When we think about the Mesozoic world, dinosaurs often dominate our attention. They are the stars of countless museum displays and restorations, and everything else about their world just seems like window dressing. When visitors to Yale's Peabody Museum look at Rudolph Zallinger's beautiful (if o...



When we think about the Mesozoic world, dinosaurs often dominate our attention. They are the stars of countless museum displays and restorations, and everything else about their world just seems like window dressing. When visitors to Yale's Peabody Museum look at Rudolph Zallinger's beautiful (if outdated) " Age of Reptiles" mural, their attention is drawn to the tubby Allosaurus and the " Brontosaurus" wallowing in the swamp. The plants and animals Zallinger painted around the dinosaurs simply provide the setting for the more charismatic monsters.

But as with modern ecosystems, we can't fully understand the lives of dinosaurs without knowing something about the supporting cast of organisms they lived alongside, especially plants. After all, plants were food to many, many dinosaur species, and plants undoubtedly influenced the evolution of dinosaurs just as dinosaurs influenced the evolution of plants. In fact, in a 1978 Nature paper, paleontologist Robert Bakker went so far as to suggest that dinosaurs had "invented" flowers.

Bakker's reasoning went like this.
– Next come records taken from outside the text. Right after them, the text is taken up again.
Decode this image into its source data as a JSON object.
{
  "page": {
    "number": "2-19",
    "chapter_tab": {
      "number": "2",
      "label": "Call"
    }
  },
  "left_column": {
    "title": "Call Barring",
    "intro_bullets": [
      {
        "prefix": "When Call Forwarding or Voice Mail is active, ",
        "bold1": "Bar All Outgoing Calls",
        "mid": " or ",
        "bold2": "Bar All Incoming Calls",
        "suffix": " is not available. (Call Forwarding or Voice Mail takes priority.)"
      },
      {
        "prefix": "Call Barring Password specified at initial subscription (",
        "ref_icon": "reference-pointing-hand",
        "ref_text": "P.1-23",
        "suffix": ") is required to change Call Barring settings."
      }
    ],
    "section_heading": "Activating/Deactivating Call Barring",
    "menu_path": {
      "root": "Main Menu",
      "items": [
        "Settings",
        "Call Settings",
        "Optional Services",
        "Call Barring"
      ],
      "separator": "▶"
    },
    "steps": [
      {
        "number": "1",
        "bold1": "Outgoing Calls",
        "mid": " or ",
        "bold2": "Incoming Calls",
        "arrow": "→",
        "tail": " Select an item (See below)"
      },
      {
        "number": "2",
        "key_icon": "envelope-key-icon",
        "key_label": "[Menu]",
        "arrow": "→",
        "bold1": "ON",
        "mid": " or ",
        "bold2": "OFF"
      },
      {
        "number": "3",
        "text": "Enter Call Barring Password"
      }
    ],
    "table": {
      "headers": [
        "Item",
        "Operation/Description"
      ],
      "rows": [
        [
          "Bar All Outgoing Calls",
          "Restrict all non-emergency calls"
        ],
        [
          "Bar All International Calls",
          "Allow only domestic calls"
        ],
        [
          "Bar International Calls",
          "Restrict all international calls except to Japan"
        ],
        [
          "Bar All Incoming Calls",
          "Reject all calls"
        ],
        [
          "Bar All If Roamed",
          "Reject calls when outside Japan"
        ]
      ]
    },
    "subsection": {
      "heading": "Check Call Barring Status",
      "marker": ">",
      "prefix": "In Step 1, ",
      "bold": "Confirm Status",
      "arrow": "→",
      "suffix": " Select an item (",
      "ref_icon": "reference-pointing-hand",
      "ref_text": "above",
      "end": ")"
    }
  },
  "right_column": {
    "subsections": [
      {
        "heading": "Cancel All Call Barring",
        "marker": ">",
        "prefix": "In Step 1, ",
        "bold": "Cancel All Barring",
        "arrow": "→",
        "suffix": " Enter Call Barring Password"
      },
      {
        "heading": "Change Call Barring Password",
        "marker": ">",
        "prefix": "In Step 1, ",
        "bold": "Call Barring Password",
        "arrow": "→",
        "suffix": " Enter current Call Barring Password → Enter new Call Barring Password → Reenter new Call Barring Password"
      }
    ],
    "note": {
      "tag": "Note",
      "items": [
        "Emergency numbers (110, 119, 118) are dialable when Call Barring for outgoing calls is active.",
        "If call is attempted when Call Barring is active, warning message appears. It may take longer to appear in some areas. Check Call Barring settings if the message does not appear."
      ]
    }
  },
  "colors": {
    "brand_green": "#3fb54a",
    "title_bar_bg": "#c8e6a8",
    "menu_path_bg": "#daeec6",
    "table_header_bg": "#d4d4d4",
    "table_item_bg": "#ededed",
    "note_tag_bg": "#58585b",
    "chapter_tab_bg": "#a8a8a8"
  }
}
During the Jurassic and Early Cretaceous many of the large herbivorous dinosaurs—especially the stegosaurs and sauropods—fed on plants like cycads and conifers. Given the size of these dinosaurs, they would have consumed massive amounts of plant food, and their preferences at the prehistoric salad bar opened up opportunities for fast-growing plants that were able to quickly grow in disturbed environments—namely, the angiosperms, which include flowering plants. Dinosaurs effectively cleared away the competition and allowed flowering plants to proliferate, and in turn, the changes in the plant communities influenced the evolution of dinosaurs with heavy batteries of chewing power, such as the hadrosaurs and horned dinosaurs.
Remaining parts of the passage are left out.